To nie było nic trudnego. Przynajmniej dla mnie. Wtedy wgryzałem się w którąś najbliższą mi łapę. Ona wyła tak głośno, aż uszy mnie zabolały. Odskoczyła ode mnie w bok cała się najeżając. Szczerzyła ku mnie swoje uzębienie. Z czarnymi oczyma krążyła wokół mnie. Sprawdzała. Węszyła.

~ Teraz! Teraz! - skandował mój wilk. Nie miałem zielonego pojęcia o co mu może chodzić. Skupiony byłem na niej. Chwila nieuwagi z mojej strony, mogłaby mnie przypłacić życiem.

~ Możesz to zrobić teraz!!!!

Zignorowałem go.

Kiedy miałem już ją znokautować przed nami stanął ogromny czarny basior z iście żółtymi oczami. Był zły. Mało powiedziane. Był wkurwiony! Jak na Betę, był silny. Znacznie większy i masywniejszy od Ros. To był Alfa. Tak samo jego siostra. I tego nie dało się zmienić.

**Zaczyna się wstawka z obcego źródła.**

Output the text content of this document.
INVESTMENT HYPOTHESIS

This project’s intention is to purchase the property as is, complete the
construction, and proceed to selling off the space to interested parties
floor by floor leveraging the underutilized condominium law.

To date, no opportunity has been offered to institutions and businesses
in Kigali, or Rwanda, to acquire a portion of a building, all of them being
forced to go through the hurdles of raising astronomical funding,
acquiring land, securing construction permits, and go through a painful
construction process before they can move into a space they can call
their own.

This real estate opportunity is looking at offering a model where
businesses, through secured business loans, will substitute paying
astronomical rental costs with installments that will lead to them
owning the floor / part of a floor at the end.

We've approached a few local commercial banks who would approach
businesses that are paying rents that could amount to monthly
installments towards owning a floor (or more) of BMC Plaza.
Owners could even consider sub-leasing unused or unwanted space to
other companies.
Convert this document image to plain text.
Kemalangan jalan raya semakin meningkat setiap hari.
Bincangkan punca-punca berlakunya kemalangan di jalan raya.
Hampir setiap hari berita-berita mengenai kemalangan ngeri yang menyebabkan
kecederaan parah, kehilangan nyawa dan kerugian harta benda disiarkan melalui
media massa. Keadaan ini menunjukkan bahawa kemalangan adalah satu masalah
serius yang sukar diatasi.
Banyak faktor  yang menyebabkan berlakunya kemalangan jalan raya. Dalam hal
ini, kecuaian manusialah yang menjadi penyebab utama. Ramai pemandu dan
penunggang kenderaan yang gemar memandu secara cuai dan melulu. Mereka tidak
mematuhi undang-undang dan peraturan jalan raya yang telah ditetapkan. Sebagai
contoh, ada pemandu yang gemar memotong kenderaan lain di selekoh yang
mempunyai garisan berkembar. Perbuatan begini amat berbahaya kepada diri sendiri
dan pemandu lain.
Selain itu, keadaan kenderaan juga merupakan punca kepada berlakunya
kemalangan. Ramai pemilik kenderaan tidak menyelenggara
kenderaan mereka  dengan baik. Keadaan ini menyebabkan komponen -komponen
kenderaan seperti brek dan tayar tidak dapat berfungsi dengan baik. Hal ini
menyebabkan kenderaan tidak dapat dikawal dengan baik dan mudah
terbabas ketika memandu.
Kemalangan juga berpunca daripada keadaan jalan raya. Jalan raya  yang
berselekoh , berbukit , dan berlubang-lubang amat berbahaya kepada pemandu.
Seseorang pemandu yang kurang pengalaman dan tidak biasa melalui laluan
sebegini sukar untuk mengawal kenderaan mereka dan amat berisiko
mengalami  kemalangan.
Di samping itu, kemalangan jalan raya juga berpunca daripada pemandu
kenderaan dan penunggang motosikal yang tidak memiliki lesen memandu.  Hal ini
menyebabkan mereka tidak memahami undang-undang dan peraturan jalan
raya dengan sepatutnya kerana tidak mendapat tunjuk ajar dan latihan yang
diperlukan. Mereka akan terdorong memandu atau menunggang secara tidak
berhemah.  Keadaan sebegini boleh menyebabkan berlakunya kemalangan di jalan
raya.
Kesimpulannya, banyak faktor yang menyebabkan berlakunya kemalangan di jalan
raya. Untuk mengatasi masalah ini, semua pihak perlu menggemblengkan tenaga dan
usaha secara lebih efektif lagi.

Wyglądał na rozwścieczonego. Mierzył mnie morderczymi oczami. Poczułem się dziwnie. Nigdy tak naprawdę nie widziałem go w wilczej postaci. A teraz? Nawet Ros wydawała się zaskoczona. Ułamek sekundy nim rzucił mi się do gardła usłyszałem krzyk. Bardzo mi znajomy. Przesycony strachem. Ten głos mnie zgubił. Straciłem koncentrację.

- Venenor!

Poczułem jak mój wilk niknie. Choć ja cały czas byłem tym, czym teraz. Ten kobiecy głosik mnie zdekoncentrował.

I ta chwila pozwoliła Moreyowi mnie zaatakować. Poczułem ból. Przeszył mnie niczym strzała. Wgryzł się w moje ramię pewnie, aż do kości. Zawyłem. Ras leżała na boku z przymkniętymi powiekami. Powoli wracała do swojej ludzkiej postaci.

Nie wiem dlaczego, ale teraz, patrząc na nią poczułem się inaczej. Jakbym był pusty.

I tak w pewnym stopniu było. Morr atakował mnie z agresją, o którą bym go nigdy nie podejrzewał. Krwawiłem. Zbyt mocno.

Teraz przyszedł sen. Sen, który otulił mój umysł, przed Alfą. Przed Morrem.